Et laissant Croniamantal interloqué, le prophète, prenant ses jambes à son cou, alla jusqu’au Napolitain où il s’assit et commanda un Pernod.

 

Une autre fois, Croniamantal rêvassait en marchant le long du quai Malaquais, quand M. Pande-loup, l’illustre et jeune auteur, l’aborda pour lui dire :

« Vous voilà ? Écoutez-moi ! Je vais réformer les lettres. J’ai trouvé un sujet sublime : il s’agit des sensations éprouvées par un jeune bachelier bien élevé qui a laissé échapper un bruit inqualifiable dans une assemblée de dames et de jeunes personnes de qualité. »

 

Croniamantal se récriant sur la nouveauté du sujet, compris aussitôt combien il prêtait à mettre en valeur la sensibilité de l’auteur.

Croniamantal s’en fut... Une dame lui marcha sur les pieds. Elle était auteur et ne manqua point d’affirmer que cette rencontre ou collision lui fournirait un sujet de nouvelle délicate.

Croniamantal prit ses jambes à son cou et arriva auprès du pont des Saints-Pères ou trois personnes qui discutaient un sujet de roman, le prièrent de juger leur cas ; il s’agissait d’écrire l’histoire d’un officier.

– Beau sujet, s’écria Croniamantal.

– Attendez, dit le voisin, un homme barbu, je prétends que le sujet est encore trop neuf et trop rare pour le public actuel.

Et le troisième expliqua qu’il s’agissait d’un officier de restaurant, l’homme de l’office, celui qui essuie la vaisselle...

Mais Croniamantal ne leur répondit pas et s’en fut visiter une ancienne cuisinière qui faisait des vers, chez laquelle il espérait rencontrer Tristouse, à l’heure du thé. Tristouse n’était pas là, mais Croniamantal s’entretint avec la maîtresse de maison qui lui déclama quelques poèmes.

C’était une poésie pleine de profondeur où tous les mots avaient un sens nouveau. C’est ainsi qu’ archipel n’était employé par elle que dans le sens de papier buvard.

 

A peu de temps de là, le riche Paponat, lier de pouvoir se dire l’amant de la célèbre Tristouse, et qui était désireux de ne point la perdre car elle lux faisait honneur, décida d’emmener sa maîtresse eu voyage dans l’Europe centrale.

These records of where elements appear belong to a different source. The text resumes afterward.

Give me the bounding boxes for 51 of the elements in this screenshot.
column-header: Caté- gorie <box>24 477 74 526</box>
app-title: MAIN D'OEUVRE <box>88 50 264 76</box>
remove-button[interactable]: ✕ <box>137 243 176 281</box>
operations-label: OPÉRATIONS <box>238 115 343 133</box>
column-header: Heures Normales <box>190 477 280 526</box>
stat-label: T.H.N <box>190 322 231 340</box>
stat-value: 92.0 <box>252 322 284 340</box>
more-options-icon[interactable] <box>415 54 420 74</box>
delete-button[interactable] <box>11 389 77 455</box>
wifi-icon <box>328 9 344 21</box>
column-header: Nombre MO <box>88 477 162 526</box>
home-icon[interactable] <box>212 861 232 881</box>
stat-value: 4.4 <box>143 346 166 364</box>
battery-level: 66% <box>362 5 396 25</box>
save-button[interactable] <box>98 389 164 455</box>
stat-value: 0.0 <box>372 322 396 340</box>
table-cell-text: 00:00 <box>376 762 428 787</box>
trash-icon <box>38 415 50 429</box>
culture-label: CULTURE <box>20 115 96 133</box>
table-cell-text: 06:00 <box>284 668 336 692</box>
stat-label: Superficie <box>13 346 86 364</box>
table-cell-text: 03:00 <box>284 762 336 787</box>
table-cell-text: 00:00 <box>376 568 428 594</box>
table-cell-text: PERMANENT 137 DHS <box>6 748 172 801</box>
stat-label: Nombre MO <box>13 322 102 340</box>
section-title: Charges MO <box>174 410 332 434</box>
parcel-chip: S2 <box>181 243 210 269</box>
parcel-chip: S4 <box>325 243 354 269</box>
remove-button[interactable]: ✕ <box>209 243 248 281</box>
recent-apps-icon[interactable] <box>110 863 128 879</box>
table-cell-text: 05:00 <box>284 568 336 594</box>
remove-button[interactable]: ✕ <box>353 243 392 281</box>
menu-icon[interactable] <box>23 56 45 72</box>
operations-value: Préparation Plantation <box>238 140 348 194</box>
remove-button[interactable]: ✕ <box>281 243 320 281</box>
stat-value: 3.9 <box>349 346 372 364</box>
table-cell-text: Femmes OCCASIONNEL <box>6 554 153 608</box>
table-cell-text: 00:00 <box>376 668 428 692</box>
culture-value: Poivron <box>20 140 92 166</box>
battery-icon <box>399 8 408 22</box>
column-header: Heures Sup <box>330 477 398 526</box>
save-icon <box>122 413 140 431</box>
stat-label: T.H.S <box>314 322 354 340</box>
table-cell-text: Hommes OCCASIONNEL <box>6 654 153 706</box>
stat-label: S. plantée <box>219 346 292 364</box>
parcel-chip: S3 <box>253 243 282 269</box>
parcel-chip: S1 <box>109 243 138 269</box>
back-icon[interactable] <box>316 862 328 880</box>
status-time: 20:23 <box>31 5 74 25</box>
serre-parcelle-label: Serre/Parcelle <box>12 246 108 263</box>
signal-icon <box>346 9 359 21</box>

– C’est entendu, dit Tristouse, mais nous ne voyagerons pas comme des amants, car si vous m’êtes agréable, je ne vous aime point encore ou du moins, je m’efforce de ne point vous aimer. Nous voyagerons donc en camarades et je m’habillerai en garçon, mes cheveux ne sont pas longs et l’on m’a souvent dit que j’avais l’air d’un beau jeune homme.

 

– C’est ça, dit Paponat, et comme vous avez besoin de repos et que de mon côté, je suis assez fatigué, nous irons faire une retraite en Moravie dans un couvent de Brünn où mon oncle, le prieur du Crépontois, s’est retiré après l’expulsion des congrégations. « C’est un des couvents les plus riches et les plus agréables du monde. Je vous présenterai comme un de mes amis, et n’ayez crainte, nous passerons pour amants tout de même.

– J’en serai contente, dit Tristouse, car j’adore passer pour ce que je ne suis pas. Nous partirons demain.